From the fruitless defence of Spotless against Downer EDI, to another under performer in the Myer department store chain – businessman Garry Hounsell seems to be a bit of a sucker for the fruitless in corporate performance.
Mr Hounsell’s move into the Myer chair was revealed yesterday by the company in a short statement to the ASX.
It ended several weeks of confusion about just when the change at the top of Myer would happen and when Mr Hounsell will replace the outgoing Paul McClintock.
But the appointment reinforces one of the main criticisms of the Myer board that the company lacks retail skills on the board and especially in the chairman’s role.
He will now retire next month to be replaced by Garry Hounsell at Myer’s AGM on November 24.

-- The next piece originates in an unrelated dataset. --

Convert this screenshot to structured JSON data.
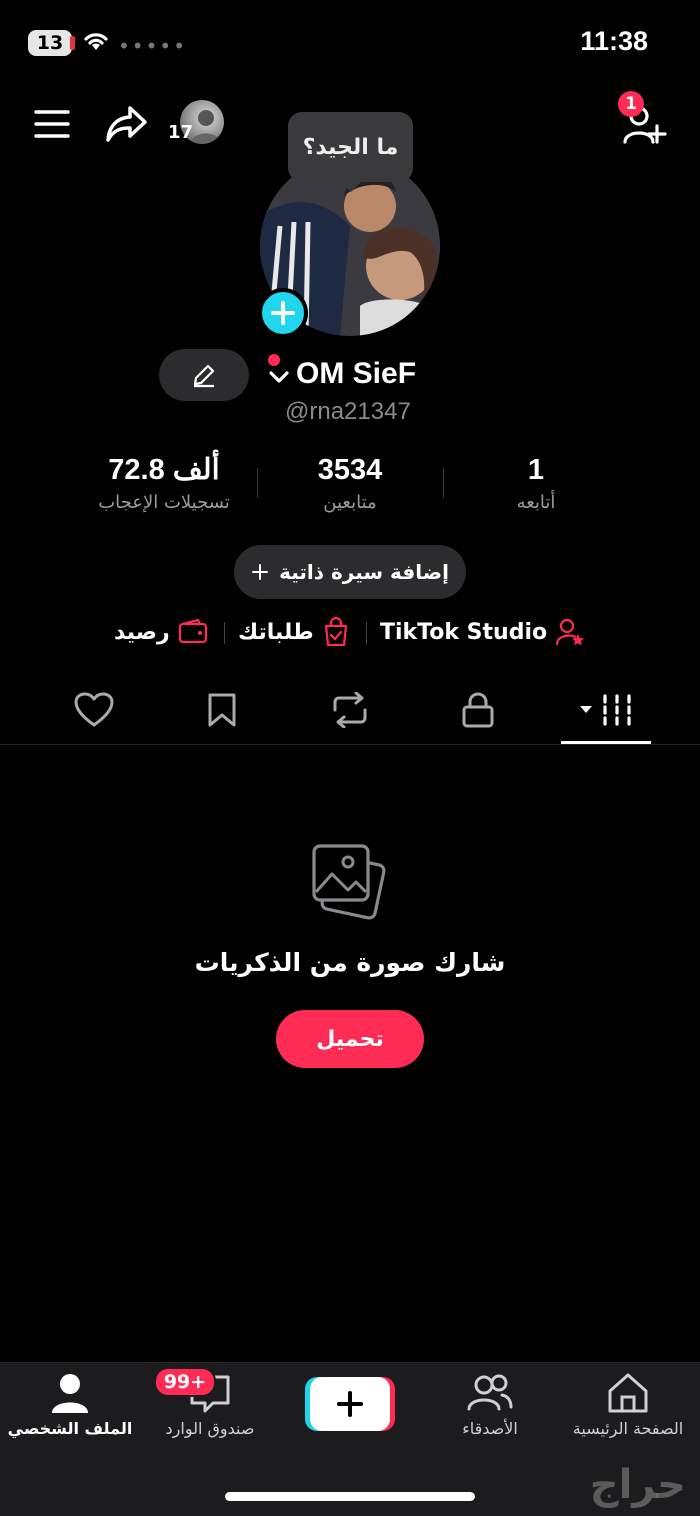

Mr McClintock says the appointment of Mr Hounsell, who was last month appointed to the board as a non-executive Director and deputy chairman, is the result of succession planning announced at the retailer’s 2016 annual general meeting.
Mr Hounsell appears to be impatient for the struggling department store to return to profit growth, but stresses it will take time and hard work.
“I believe in the New Myer strategy which is helping the business to compete in a challenging retail environment,” Mr Hounsell said in a statement on Wednesday.
“While I am impatient for a return to profit growth I also understand that transformations take time and discipline.”
Myer last month posted its worst profit performance since listing on the Australian Securities Exchange in 2009 (when the shares were priced at $4.10 against yesterday’s close of 73.5 cents, down 1.3%).
Some in the markets see the change as a result of pressure threatened by yer’s biggest shareholder, Premier Investments and its chair, Solomon Lew who bought more than 10% of the retailer earlier this year at $1.14 and is now facing big losses on that deal.
Premier Investments is 43% owned by Mr Lew but it is unclear whether Mr Lew intends to vote Premier’s 10.8% stake against Mr Hounsell’s election at the AGM, a move that would force Myer to appoint one of its existing non-executive directors as chairman-elect.
Myer is almost half-way into a five-year, $600 million turnaround plan based on giving more space to popular brands, slashing private labels and shutting stores.
Myer executives will next month lay out how far the New Myer strategy has progressed and detail its merchandise, digital and property plans.
Mr Hounsell is also a director of several other companies including Treasury Wine Estates.